Toronto by Gaslight: The Night Hawks of a Great City As Seen by the Reporters of "The Toronto News"
CHAPTER XXV.
THE WRECKING TRAIN.
In the morning, as I have watched the conductors, engineers, and trainmen trooping down to the Union station, and marked one of them, a fine, hearty, lusty, fellow, I have wondered if he would ever come back. A collision, a pitch-in, a broken rail, or a low bridge are possibilities always before them. I was in the Union station one afternoon when a wrecking train came in from the east, bringing the crew and portable parts of a train which had been wrecked by a pitch-in away down the line. Four of the train-hands, including the engineer, had been hurt, some of them seriously, and to see the fine young fellows, all broken and hurt, lifted out of the car to be sent to the hospital, was most sad. On the platform stood an old woman, who, on seeing her boy borne out, broke into bitter weeping.
“Oh, Johnny, Johnny, my boy, my boy! Didn’t I always want you to keep away from them awful trains? Don’t take my Johnny to the hospital. I’ll nurse him—indeed, indeed, good gentlemen, I can nurse my Johnny better than anyone.” Then the subtle woman rose up in her. “Is his face hurted? Will he be disfigured? No, thank God! Oh, but he was a pretty boy.”
“How did it happen?” I enquired.
“Freight train ahead of us lost her grip on a grade. The brakes wouldn’t hold and she broke away and run back and we pitched into her.”
“I suppose your engineer stuck to his place?”
The train hand smiled a superior smile.
“You bet he did; catch Bill leaving his post while there is any show to do anything.”
One man had his leg broken, another had his breast crushed, the engineer had sustained fatal internal injuries, and Johnny had his shoulder crushed. These things don’t bother railway men much. In a few months after all hands, with the exception of the engineer, were back at their work again as devoid of fear and careless of consequences as ever.
CONDUCTORS’ EXPERIENCES.
“There is a sameness about our lives which makes it monotonous,” said Conductor B—as he lit a cigar and reflectively tossed the match into the gutter.
“Yes, but you have a variety, surely.”
“Yes, but this variety becomes the regular thing, and I tell you it gets monotonous; still what we see may perhaps be worth reproducing in print. The latest thing that I remember as peculiar is this: I noticed a well-dressed, middle-aged lady on the train every day going to Toronto and coming back. She was as regular as clockwork, always wore the same highly respectable clothes, never had any baggage, always sat alone and never spoke to me. She made the trip with us every day for two weeks steady and I began to get interested in her. Just when I was getting thoroughly puzzled as to who she could possibly be, she disappeared.”
“Well.”
“Well, she was a mad woman, that’s all. As crazy as a bedbug and this railroading was a mad fancy. She broke out bad at last and they had to put her in the asylum. It makes me cold to think of what she might have done had she broke out in the car.”

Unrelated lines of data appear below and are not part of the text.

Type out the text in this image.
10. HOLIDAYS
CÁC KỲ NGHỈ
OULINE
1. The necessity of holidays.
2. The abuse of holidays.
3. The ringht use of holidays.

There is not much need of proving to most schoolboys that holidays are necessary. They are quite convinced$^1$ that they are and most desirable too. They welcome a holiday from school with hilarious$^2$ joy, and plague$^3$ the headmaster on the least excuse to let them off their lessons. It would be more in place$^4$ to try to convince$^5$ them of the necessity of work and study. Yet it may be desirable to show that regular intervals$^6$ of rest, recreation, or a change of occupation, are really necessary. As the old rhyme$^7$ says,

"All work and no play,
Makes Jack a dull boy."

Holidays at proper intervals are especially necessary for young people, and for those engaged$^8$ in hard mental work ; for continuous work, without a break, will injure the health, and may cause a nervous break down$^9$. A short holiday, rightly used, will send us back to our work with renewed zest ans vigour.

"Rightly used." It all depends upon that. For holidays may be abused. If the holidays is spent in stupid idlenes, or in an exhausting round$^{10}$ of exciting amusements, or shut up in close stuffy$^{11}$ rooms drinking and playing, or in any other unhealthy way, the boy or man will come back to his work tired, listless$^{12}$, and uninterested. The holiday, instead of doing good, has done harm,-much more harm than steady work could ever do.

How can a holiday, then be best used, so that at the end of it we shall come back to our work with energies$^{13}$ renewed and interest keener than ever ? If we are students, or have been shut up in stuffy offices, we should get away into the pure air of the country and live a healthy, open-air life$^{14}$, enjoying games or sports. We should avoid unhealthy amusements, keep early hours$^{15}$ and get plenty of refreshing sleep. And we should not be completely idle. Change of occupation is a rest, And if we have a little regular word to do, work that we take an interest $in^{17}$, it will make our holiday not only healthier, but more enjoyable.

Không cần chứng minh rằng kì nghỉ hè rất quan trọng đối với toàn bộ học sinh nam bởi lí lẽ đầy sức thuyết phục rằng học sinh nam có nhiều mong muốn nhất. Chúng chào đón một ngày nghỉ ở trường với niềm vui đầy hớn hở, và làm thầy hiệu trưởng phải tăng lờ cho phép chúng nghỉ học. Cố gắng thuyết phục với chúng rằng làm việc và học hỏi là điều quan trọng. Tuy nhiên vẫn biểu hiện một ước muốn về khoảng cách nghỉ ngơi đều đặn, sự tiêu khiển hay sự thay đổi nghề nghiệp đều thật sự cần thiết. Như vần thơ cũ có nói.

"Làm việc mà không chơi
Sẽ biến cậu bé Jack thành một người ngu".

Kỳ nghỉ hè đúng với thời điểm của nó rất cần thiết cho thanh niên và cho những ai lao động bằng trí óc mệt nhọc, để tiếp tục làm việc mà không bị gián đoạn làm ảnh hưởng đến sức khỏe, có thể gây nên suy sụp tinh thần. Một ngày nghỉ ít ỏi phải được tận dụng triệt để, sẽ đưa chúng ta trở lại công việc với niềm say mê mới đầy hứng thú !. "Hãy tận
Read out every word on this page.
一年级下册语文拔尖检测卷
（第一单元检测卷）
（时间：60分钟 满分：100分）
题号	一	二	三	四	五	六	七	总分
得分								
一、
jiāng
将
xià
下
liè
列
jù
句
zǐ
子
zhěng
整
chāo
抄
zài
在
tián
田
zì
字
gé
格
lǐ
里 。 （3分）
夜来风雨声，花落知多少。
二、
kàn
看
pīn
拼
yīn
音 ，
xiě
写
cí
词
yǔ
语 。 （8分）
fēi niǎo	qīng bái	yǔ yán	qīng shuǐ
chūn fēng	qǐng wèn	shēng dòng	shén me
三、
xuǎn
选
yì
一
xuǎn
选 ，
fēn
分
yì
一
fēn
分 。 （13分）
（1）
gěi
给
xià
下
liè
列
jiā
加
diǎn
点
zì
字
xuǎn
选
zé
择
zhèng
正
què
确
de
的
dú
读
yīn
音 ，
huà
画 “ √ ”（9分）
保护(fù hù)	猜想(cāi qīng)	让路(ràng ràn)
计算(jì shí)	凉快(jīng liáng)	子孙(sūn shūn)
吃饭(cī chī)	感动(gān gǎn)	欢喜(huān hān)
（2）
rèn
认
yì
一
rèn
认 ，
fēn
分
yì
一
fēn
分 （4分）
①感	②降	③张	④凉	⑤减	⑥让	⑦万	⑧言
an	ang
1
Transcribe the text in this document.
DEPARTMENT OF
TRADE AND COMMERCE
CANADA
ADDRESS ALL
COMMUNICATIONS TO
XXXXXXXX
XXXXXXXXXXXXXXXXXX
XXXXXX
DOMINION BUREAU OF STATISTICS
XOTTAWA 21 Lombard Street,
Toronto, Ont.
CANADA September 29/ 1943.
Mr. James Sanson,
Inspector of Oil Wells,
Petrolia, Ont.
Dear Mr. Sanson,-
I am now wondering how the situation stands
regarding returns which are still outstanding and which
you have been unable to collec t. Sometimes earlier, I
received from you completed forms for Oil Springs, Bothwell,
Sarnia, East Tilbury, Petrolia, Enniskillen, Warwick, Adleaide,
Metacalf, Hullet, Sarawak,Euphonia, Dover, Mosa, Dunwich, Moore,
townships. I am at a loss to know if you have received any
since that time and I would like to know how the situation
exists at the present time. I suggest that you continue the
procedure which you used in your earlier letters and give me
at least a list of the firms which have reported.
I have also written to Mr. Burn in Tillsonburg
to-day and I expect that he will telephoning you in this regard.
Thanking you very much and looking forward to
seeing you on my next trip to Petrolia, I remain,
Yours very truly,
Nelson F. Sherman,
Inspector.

“Have you thrown off any tramps?”
“Oh, that’s an old story and we get used to it by degrees. I remember one thoroughbred, however, who was a dandy. I was running from Hamilton and I found out he had neither money nor ticket, so I put him off at Waterdown. I thought that settled him, but in going through the cars I found him on the rear platform, looking as comfortable as you please. I jilted him off at Bronte and told him that if he got on again I would paralyze him. When we reached Oakville the station-master told me that a man had ridden in on the cowcatcher. I went forward and caught my joker sitting on the pilot smoking a clay pipe.
I FIRED HIM OUT
of that, but when I was collecting tickets for Mimico I found him sound asleep in a cushioned chair in a first-class coach. I kicked him this time, but when we got to the Queen’s wharf he jumped down from the top of one of the coaches and disappeared in the darkness. Oh, he was a thoroughbred, I tell you. When I was a freight conductor I used to have a lot of trouble with them. I soon was able to distinguish between the regular tramp and the poor fellow who was in a hole and trying to get home to his friends. That kind of a man I would give a lift to, but the others, you bet, I give them the grand bounce every time. I have caught them riding astride of the bumpers; I have caught them under the car swinging by the rods; I have caught them in the bonded cars, in the cattle cars, anywhere they could get, and always bounced them. They are a funny crowd.”
“Have you much trouble with gamblers and crooks on the cars?”
“Not much now, but we used to, though. The line from Detroit east is still infested with them. They are confidence men and three-card monte players chiefly. You know what three-card monte is, and how it is worked, don’t you? Well, one night a man rushed into the car where I was and told me he had been swindled at cards. I went out, and when I entered the coach where the deed had been done three men rose from their seats, darted to the other end of the train and jumped off. We were going at the rate of forty miles an hour through a rough country, and I was sure they would be killed, but I never heard of them after—they escaped by a miracle. On another division of the road, however, a gambler jumped off and paid the penalty of his crookedness by breaking his neck.”